Sa maman Hermine, veuve de guerre, ouvrit en 1951 un petit hôtel de six chambres doubles. Lui avait alors 7 ans. La maison offrait déjà l'eau chaude, fournie par le charbon. Un confort rare pour l'époque. C'étaient les premiers pas du tourisme à Baiersbronn. Sur inscription, le client pouvait prendre le bain à l'étage, où se trouvaient encore les toilettes. En 1953, c'était la première bonne saison. Dès lors, l'entreprise allait se développer et grandir pour atteindre aujourd'hui la centaine de chambres, le seuil optimal de l'avis des hôtes..."Werden Sie bitte nicht gröBer aber attraktiver". La famille Bareiss exploite un ensemble à multiples facettes, une hôtellerie de luxe, un espace bien être, plusieurs restaurants dont la table triplement étoilée sous les ordres de Claus-Peter Lumpp. A propos de  cuisine, dans cette grande commune où trois chefs se partagent huit macarons Michelin, Hermann rend hommage à ses pairs alsaciens, sans lesquels il ne serait peut-être pas à son niveau actuel. Il cite les frères Haeberlin, Yvonne, les Jung et Husser... Les Français lui ont donné recettes et fournisseurs.  De belles complicités professionnelles de part et d'autre du Rhin auront  consolidé des amitiés sincères et favorisé la quête de l'excellence culinaire dans cet écrin de la Forêt-Noire. Au Bareiss, le client doit se sentir comme à la maison. L'hôtel lui promet un paradis, comme on sait le trouver dans ce coin d'Allemagne prisé des Alsaciens, Strasbourg n'étant qu'à 70 km.

Un vieux cabriolet

Hermann Bareiss nous fait la conversation alors qu'il organise la Bareiss Classic, 12e édition d'un rallye vintage. Dans deux semaines, Baiersbronn vivra pleinement à l'heure de l'automobile ancienne, avec sa Classic, 4e de la série. En attendant, une trentaine d'oldtimer passent du bon temps dans la vallée de la Murg. Le propriétaire confie posséder une vieille Mercedes, mais comme tout entrepreneur, il a trop la tête dans le guidon pour s'adonner au

roadbook. 


Hotel Bareiss ***** Relais&Châteaux

www.bareiss.com 

 


 

 

 

19 septembre 2016

LA MOTO A L'ANCIENNE


 Rencontre avec Walther Möhrle, le motard de la Schwartzwaldhochstrasse

Du 22 au 25 septembre 2016 se disputera la Baiersbronn Classic, rallye de véhicules anciens créé sur les traces d'une ancienne course de motos, le Ruhesteinrennen de l'été 1946.
Dans l'immédiat après-guerre, on avait réussi à réunir une centaine de motos et side-cars plus quelques voitures pour une épreuve qui ne devait jamais être reconduite malgré un immense succès populaire. Il faut préciser que ce mois de juillet 46, plusieurs pilotes avaient perdu la vie.

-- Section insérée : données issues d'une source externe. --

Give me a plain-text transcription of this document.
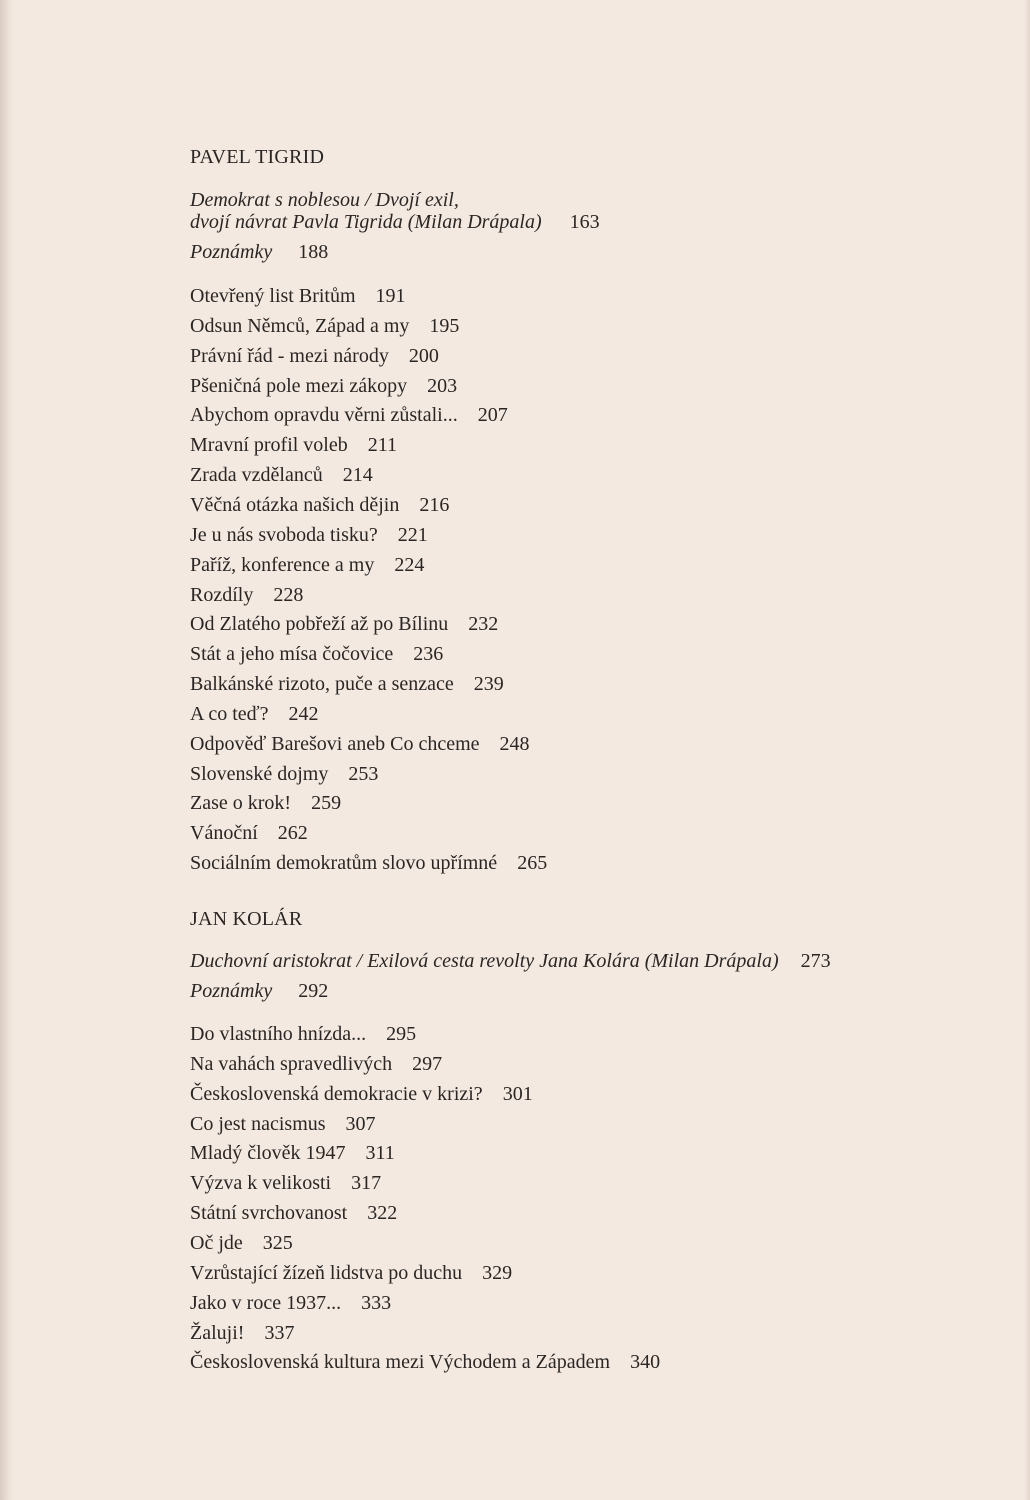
PAVEL TIGRID
Demokrat s noblesou / Dvojí exil,
dvojí návrat Pavla Tigrida (Milan Drápala) 163
Poznámky 188
Otevřený list Britům 191
Odsun Němců, Západ a my 195
Právní řád - mezi národy 200
Pšeničná pole mezi zákopy 203
Abychom opravdu věrni zůstali... 207
Mravní profil voleb 211
Zrada vzdělanců 214
Věčná otázka našich dějin 216
Je u nás svoboda tisku? 221
Paříž, konference a my 224
Rozdíly 228
Od Zlatého pobřeží až po Bílinu 232
Stát a jeho mísa čočovice 236
Balkánské rizoto, puče a senzace 239
A co teď? 242
Odpověď Barešovi aneb Co chceme 248
Slovenské dojmy 253
Zase o krok! 259
Vánoční 262
Sociálním demokratům slovo upřímné 265
JAN KOLÁR
Duchovní aristokrat / Exilová cesta revolty Jana Kolára (Milan Drápala) 273
Poznámky 292
Do vlastního hnízda... 295
Na vahách spravedlivých 297
Československá demokracie v krizi? 301
Co jest nacismus 307
Mladý člověk 1947 311
Výzva k velikosti 317
Státní svrchovanost 322
Oč jde 325
Vzrůstající žízeň lidstva po duchu 329
Jako v roce 1937... 333
Žaluji! 337
Československá kultura mezi Východem a Západem 340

Dans la fraîcheur vespérale de ce début septembre 2016, nous débarquons chez Walther Möhrle. A 65 ans, cet homme rugueux de prime abord a l’œil vif d'un Henry Fonda. Directeur d'école retraité, notre hôte se révélera rapidement attachant, décochant des pensées à l'emporte-pièce mais non sans humour. Dans son paradis des randonneurs, Walther est resté très actif dans le secours et l'entretien de la montagne. Naguère, il possédait des chevaux, dont il se sépara pour la paix de son ménage.
Mais il a gardé intacte une autre passion, la moto.

Walther qui pilote depuis son adolescence ne comprend pas l'inconscience des motards qui confondent la route haute avec un circuit. Il est de ceux qui ont permis la concrétisation du rallye de Baiersbronn en 2013. Lui-même dirige les opérations pour les deux-roues.

Après avoir partagé un verre de burgunder, sous le regard complice de son épouse, notre hôte s'empresse de chercher des documents et d'ouvrir son garage. Il nous montre ses belles machines, une Ducati et une Kawasaki.

Parce que "les possesseurs de bécanes jouent dans une autre division que les conducteurs d'automobiles anciennes", Walther s'est battu pour leur fixer un droit d'inscription symbolique au rallye. 19€46. Référence à la mythique année dans la région de Freudenstadt.